Clay Aiken is the new John Cleese
Our recent trip to Washington was only slightly marred by our hotel being next to the theatre hosting Spamalot, meaning every trip out either commenced with fighting your way through a bunch of overdressed Pyhton fans, or rushing past a television blaring a constant loop of What Great Larks it all is.
Still, it turns out it could have been worse: Clay Aiken's joined the cast:
"The first time I saw it I thought it was the stupidest thing I'd ever seen in my entire life. My tour drummer is the 'Spamalot' drummer, and (he) said you've got to see it again."
How dull would your wit have to be to need a second visit to Spamalot to 'get' it? It's a musical based on a Monty Python film. It's hardly obscurantist humour, is it?
"I thought Monty Python was a person until three months ago."
Oh. That would be roughly where the dull wit would be calibrated, then.
Apparently it's not easy being in the show:
He told [Newsweek] he was so sore from rehearsals he "couldn't even get off the toilet the other day."
"It hurts so bad. I don't know if it's I'm not coordinated or using muscles I never had to use before," he said.
"It hurts so bad. I don't know if it's I'm not coordinated or using muscles I never had to use before," he said.
What muscles, exactly, are in your bottom that you need to use for acting that you might never have exercised before?
8 comments:
I believe Mr Aiken is referring to his leg muscles being sore as there are quite a lot of dance steps in the play and he has never danced before. You people do love to make him out to be the fool though, don't you?
You people do love to make him out to be the fool though, don't you?

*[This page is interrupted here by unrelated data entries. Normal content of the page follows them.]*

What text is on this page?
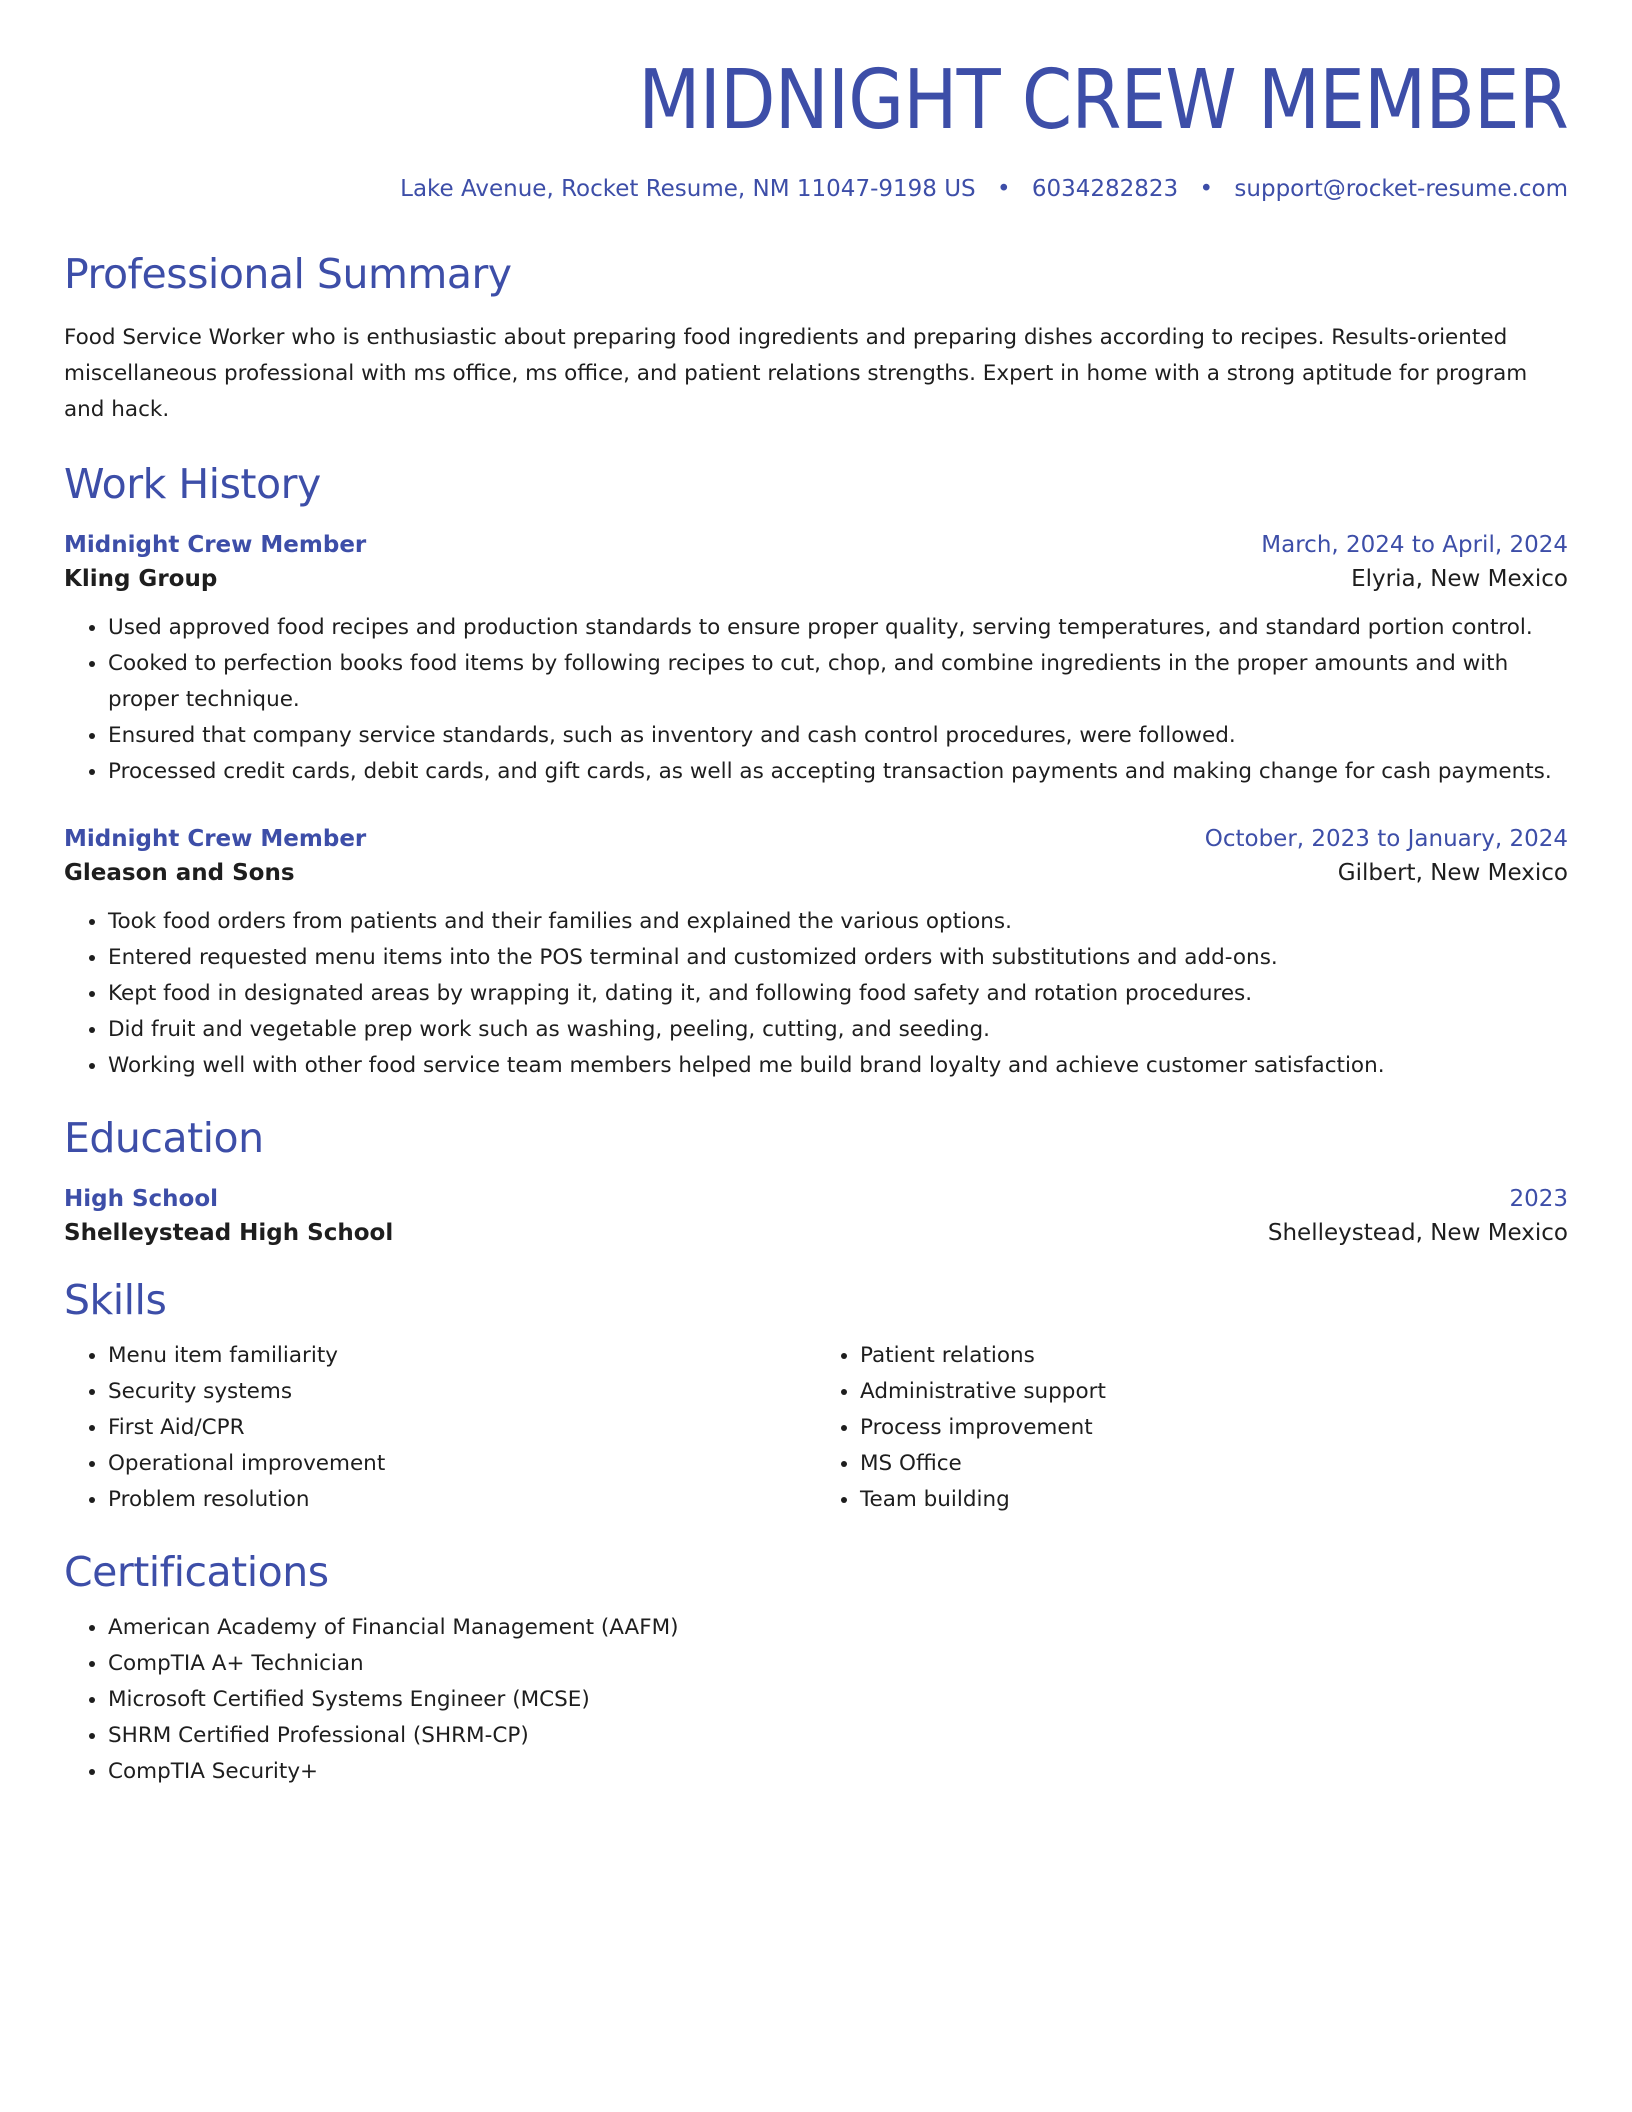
MIDNIGHT CREW MEMBER
Lake Avenue, Rocket Resume, NM 11047-9198 US • 6034282823 • support@rocket-resume.com
Professional Summary

Food Service Worker who is enthusiastic about preparing food ingredients and preparing dishes according to recipes. Results-oriented miscellaneous professional with ms office, ms office, and patient relations strengths. Expert in home with a strong aptitude for program and hack.

Work History
Midnight Crew Member	March, 2024 to April, 2024
Kling Group	Elyria, New Mexico
• Used approved food recipes and production standards to ensure proper quality, serving temperatures, and standard portion control.
• Cooked to perfection books food items by following recipes to cut, chop, and combine ingredients in the proper amounts and with proper technique.
• Ensured that company service standards, such as inventory and cash control procedures, were followed.
• Processed credit cards, debit cards, and gift cards, as well as accepting transaction payments and making change for cash payments.
Midnight Crew Member	October, 2023 to January, 2024
Gleason and Sons	Gilbert, New Mexico
• Took food orders from patients and their families and explained the various options.
• Entered requested menu items into the POS terminal and customized orders with substitutions and add-ons.
• Kept food in designated areas by wrapping it, dating it, and following food safety and rotation procedures.
• Did fruit and vegetable prep work such as washing, peeling, cutting, and seeding.
• Working well with other food service team members helped me build brand loyalty and achieve customer satisfaction.
Education
High School	2023
Shelleystead High School	Shelleystead, New Mexico
Skills
• Menu item familiarity
• Security systems
• First Aid/CPR
• Operational improvement
• Problem resolution
• Patient relations
• Administrative support
• Process improvement
• MS Office
• Team building
Certifications
• American Academy of Financial Management (AAFM)
• CompTIA A+ Technician
• Microsoft Certified Systems Engineer (MCSE)
• SHRM Certified Professional (SHRM-CP)
• CompTIA Security+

For not knowing who Monty Python are? Aiken's made _himself_ out to be a bit dense here, we're just sitting back and watching.
How ignorant are you? He wasn't even born yet when Monty Python was on the air and the Holy Grail was released in 1975. Before he was born! It isn't a prerequisite to intelligence to be a Python fan. Christ!
He knows and appreciates it now. Isn't that what counts?
Eric dear, one should not throw stones from glass houses. Going by your sparkling logic, I should be completely justified in asking who Christ was. Before my time, you see.
He knows and appreciates it now. Isn't that what counts?
Wow! And I thought the Mozzer's sycophants were impassioned. I think you're taking this far too seriously--you act like you're defending him from claims that he sodomized a puppy.
Added to which, Eric, Spamalot won a slew of Tony Awards in 2005. It's not like we're talking about End Of Part One or If You See God, Tell Him - this is a really well-known series which has, for the last two or three years, been represented on the stage. If Clay Aiken can't be expected to know about musical theatre, what would he know about?
(Ms Summers - I'm now picturing Aiken being caught with a little dog defending himself with the line "isn't this what Bob Barker always asked us to do..."?)
should i be worried that i don't know who Clay Aiken is?
Mr HB: I'm also imagining Janeane Garafalo going "Love your pets...just don't love your pets."
carsmilesteve: Not in the slightest; on the contrary, you should be commended for having somehow managed to avoid all that.
@Chus
"what you think" would appear to be a massive cut and paste of the Wikipedia article on Clay Aiken. Either you really do base your opinions on the wisdom of the crowds, or else... you know... you might be a little bit spammy.